The American Civil Liberties Union of Rhode Island (ACLU of RI) is filing a lawsuit against the Rhode Island Public Transit Authority (RIPTA) and UnitedHealthcare New England (UHC) because of a data breach in August 2021 that impacted over 22,000 persons.
Based on RIPTA, it detected a cyberattack on its systems and blocked it on August 5, 2021. The investigation of the breach revealed that hackers acquired access to its system on August 3. The analysis of the files on the compromised parts of its network showed they included the information of 5,015 group health plan members, which include names, birth dates, health plan ID numbers, and Social Security numbers.
RIPTA submitted the breach report to the HHS’ Office for Civil Rights indicating that 5,015 persons were affected; nevertheless, the data of 17,378 more individuals who weren’t RIPTA staff was additionally exposed. The company sent notification letters to all impacted persons 4 months after discovering the data breach, which resulted in multiple complaints submitted to the Rhode Island Attorney General by non-RIPTA workers seeking to find out how and why RIPTA got access to their information.

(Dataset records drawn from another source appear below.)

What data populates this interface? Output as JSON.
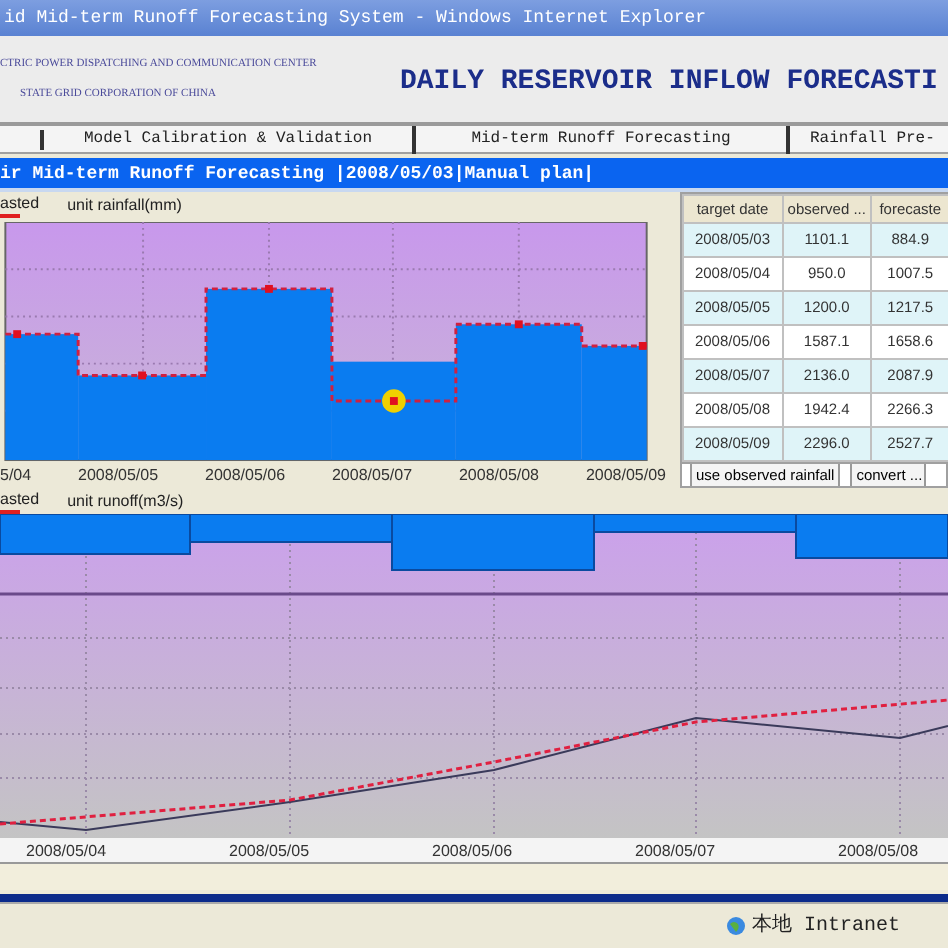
{
  "window": {
    "title": "id Mid-term Runoff Forecasting System - Windows Internet Explorer"
  },
  "header": {
    "org_lines": [
      "CTRIC POWER DISPATCHING AND COMMUNICATION CENTER",
      "STATE GRID CORPORATION OF CHINA"
    ],
    "app_title": "DAILY RESERVOIR INFLOW FORECASTI"
  },
  "nav": [
    {
      "label": "Model Calibration & Validation",
      "selected": false
    },
    {
      "label": "Mid-term Runoff Forecasting",
      "selected": false
    },
    {
      "label": "Rainfall Pre-",
      "selected": false
    }
  ],
  "panel_title": "ir Mid-term Runoff Forecasting |2008/05/03|Manual plan|",
  "rainfall_chart": {
    "legend": "asted",
    "unit": "unit rainfall(mm)",
    "x_labels": [
      "5/04",
      "2008/05/05",
      "2008/05/06",
      "2008/05/07",
      "2008/05/08",
      "2008/05/09"
    ]
  },
  "table": {
    "columns": [
      "target date",
      "observed ...",
      "forecaste"
    ],
    "rows": [
      [
        "2008/05/03",
        "1101.1",
        "884.9"
      ],
      [
        "2008/05/04",
        "950.0",
        "1007.5"
      ],
      [
        "2008/05/05",
        "1200.0",
        "1217.5"
      ],
      [
        "2008/05/06",
        "1587.1",
        "1658.6"
      ],
      [
        "2008/05/07",
        "2136.0",
        "2087.9"
      ],
      [
        "2008/05/08",
        "1942.4",
        "2266.3"
      ],
      [
        "2008/05/09",
        "2296.0",
        "2527.7"
      ]
    ],
    "buttons": [
      "use observed rainfall",
      "convert ..."
    ]
  },
  "runoff_chart": {
    "legend": "asted",
    "unit": "unit runoff(m3/s)",
    "x_labels": [
      "2008/05/04",
      "2008/05/05",
      "2008/05/06",
      "2008/05/07",
      "2008/05/08"
    ]
  },
  "status_bar": {
    "zone": "本地 Intranet"
  }
}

As per RIPTA, United Healthcare was RIPTA’s past health insurance company. The data of non-RIPTA employees were from RIPTA United Healthcare.
Plaintiffs Alexandra Morelli, an employee of URI, and Diane Cappalli, a retired employee of RIPTA filed the lawsuit. The plaintiffs only represented a class of over 20,000 persons. The lawsuit claims the plaintiffs and class members had to deal with a continuing risk of fraud and identity theft, which necessitates them to always keep track of their credit reports and financial accounts because their personal data is in the possession of cyber criminals. Morelli claims to be a fraud victim that had withdrawals from her bank account and unapproved charges on her credit cards.
The lawsuit claims the defendants were at fault for not implementing proper safety measures to safeguard sensitive worker and health plan member data, for example not encrypting data and appropriately keep, protect, delete, and securely get rid of information. These downfalls are claimed to have broken the following two state regulations in Rhode Island – The Identify Theft Protection Act of 2015 as well as the Confidentiality of Healthcare Communications and Information Act.
The lawsuit additionally stated that it took about 138 days after discovering the breach to send notifications. HIPAA requires covered entities to send notifications within 60 days of knowing about a data breach. State legislation demands sending notifications within 45 days. Additionally, the notifications did not include enough data, for example, whether Social Security numbers were compromised, and RIPTA’s website notification- released in December 2021 – was unable to state that the information of Non-RIPTA workers were likewise breached.
The legal action seeks compensatory and punitive losses, attorneys’ charges, and an order for the defendants to include the cost of enough credit monitoring and identity theft protection services, which were mentioned as 10 years. The lawsuit additionally requires the defendants to put into action and keep a complete data security program.